Er, Der Erhabene, erwählte aus seiner
(Adams, a.) Nachkommenschaft Propheten, schloss mit ihnen den
Bund für die Offenbarung und gab ihnen das Vertrauenspfand,
Seine Botschaft zu verkünden. Die meisten Seiner
(menschlichen) Geschöpfe veränderten die Verpflichtung, die
Allah ihnen auferlegt hatte, ignorierten Sein Recht und nahmen
(andere) als Ihn als Gleichwertige an. Die Satane machten sie
Seiner Erkenntnis gegenüber hochmütig und hielten sie davon
ab, Ihm zu dienen.
So berief Er unter ihnen Gesandte und
ließ Seine Propheten aufeinander folgen, damit sie die
Verpflichtung Seiner Schöpfung erfüllen, (damit) sie (die
Menschen) an Seine vergessenen Gnadengeschenke erinnern und
sie durch die Verkündung ermahnen, ihre verschüttete Vernunft
hervorholen und ihnen die Zeichen der Allmacht (Allahs) zeigen
mögen: (Den Himmel als) eine erhöhte Decke über ihnen, (die
Erde als) eine unter ihnen platzierte Ruhestätte,
Lebensunterhalt, von dem sie leben können, festgelegte
Fristen, die sie (eines Tages) hinwegnehmen, Leiden, die sie
altersschwach werden lassen und Ereignisse, die ihnen
nacheinander zustoßen. Allah, Der Erhabene, hat Seine
Schöpfung niemals ohne einen gesandten Propheten gelassen oder
ohne ein herabgesandtes Buch, einen verpflichtenden Beweis [hudscha]

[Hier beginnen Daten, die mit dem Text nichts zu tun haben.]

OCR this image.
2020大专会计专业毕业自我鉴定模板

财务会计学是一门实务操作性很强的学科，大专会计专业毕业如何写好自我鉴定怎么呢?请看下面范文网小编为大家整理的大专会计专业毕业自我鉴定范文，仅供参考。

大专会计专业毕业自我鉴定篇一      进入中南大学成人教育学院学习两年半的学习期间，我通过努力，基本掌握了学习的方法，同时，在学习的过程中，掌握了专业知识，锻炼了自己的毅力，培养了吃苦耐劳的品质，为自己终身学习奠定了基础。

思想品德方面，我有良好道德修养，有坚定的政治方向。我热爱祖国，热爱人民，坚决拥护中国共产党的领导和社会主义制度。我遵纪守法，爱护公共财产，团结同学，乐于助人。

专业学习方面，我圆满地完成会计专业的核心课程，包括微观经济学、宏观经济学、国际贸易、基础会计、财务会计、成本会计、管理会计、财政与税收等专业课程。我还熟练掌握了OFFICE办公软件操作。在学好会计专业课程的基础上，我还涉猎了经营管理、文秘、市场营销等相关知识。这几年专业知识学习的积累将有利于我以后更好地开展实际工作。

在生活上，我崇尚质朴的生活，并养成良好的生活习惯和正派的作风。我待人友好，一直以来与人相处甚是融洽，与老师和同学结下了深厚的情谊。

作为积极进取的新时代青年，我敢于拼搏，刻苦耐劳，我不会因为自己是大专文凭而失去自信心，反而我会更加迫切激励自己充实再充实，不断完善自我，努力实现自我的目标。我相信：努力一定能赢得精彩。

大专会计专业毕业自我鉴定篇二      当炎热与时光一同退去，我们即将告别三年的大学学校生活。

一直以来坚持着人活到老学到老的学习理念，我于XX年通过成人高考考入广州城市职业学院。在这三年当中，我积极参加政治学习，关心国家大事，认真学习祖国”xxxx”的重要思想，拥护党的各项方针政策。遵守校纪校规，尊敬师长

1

oder einen aufrechten Weg [mahadscha qa´imah].
Gesandte, die weder ihre geringe Zahl
beeinträchtigt, noch die Vielzahl ihrer Leugner; unter ihnen
gab es entweder einen Vorgänger, der denjenigen benannte, der
nach ihm kam, oder einen Nachkommen, der denjenigen, der ihm
vorausgegangen war, bekannt machte.
So vergingen die Jahrhunderte und die
Zeiten verstrichen, Väter gingen voraus, und Söhne folgten den
Vätern nach, bis Allah, Der Erhabene, Muhammad, den Gesandten
Allahs, berief, Allah segne ihn und seine Familie und schenke
ihm Heil, auf dass er Seine Verheißung erfülle und das
Prophetentum vollende. Die Verpflichtung ihm gegenüber war den
anderen Propheten auferlegt worden, seine Charakterzüge waren
berühmt und seine Abstammung ehrenhaft. Die Erdenbewohner
waren zu jener Zeit in verschiedene Nationen geteilt, in
Sekten zerstreut und auf unterschiedlichen Wegen. Sie
verglichen Allah entweder mit Seiner Schöpfung, verzerrten
Seinen Namen oder ersuchten andere als Ihn um Rat. Er leitete
sie recht durch ihn (Muhammad, s.) aus dem Irrtum (heraus) und
rettete sie durch ihn vor der Unwissenheit. Dann erwählte Er,
Der Erhabene, Muhammad (s.), Ihn zu treffen,
machte ihm das lieb, was bei Ihm ist, ehrte ihn zu sehr, um
auf dieser Welt zu bleiben und wünschte ihn von dem Ort der
Heimsuchungen hinwegzunehmen. Er nahm ihn (s.) ehrenvoll zu
Sich.
Er hinterließ unter euch das, was die
(vorherigen) Propheten in ihren Völkern hinterlassen hatten,
da diese sie nicht allein gelassen hatten ohne einen klaren
Pfad und ohne das Buch ihres Herrn bei ihnen, das Sein
Erlaubtes und Sein Verbotenes definiert, die Verpflichtungen
und die tugendhaften Taten, das Aufhebende und das
Aufgehobene, die Dispensregelungen
und die festen Beschlüsse, das Spezielle und das Allgemeine,
die Lehren und die Gleichnisse, das Lange und das Kurze, die
eindeutigen und die mehrdeutigen (Verse), (das Buch, das)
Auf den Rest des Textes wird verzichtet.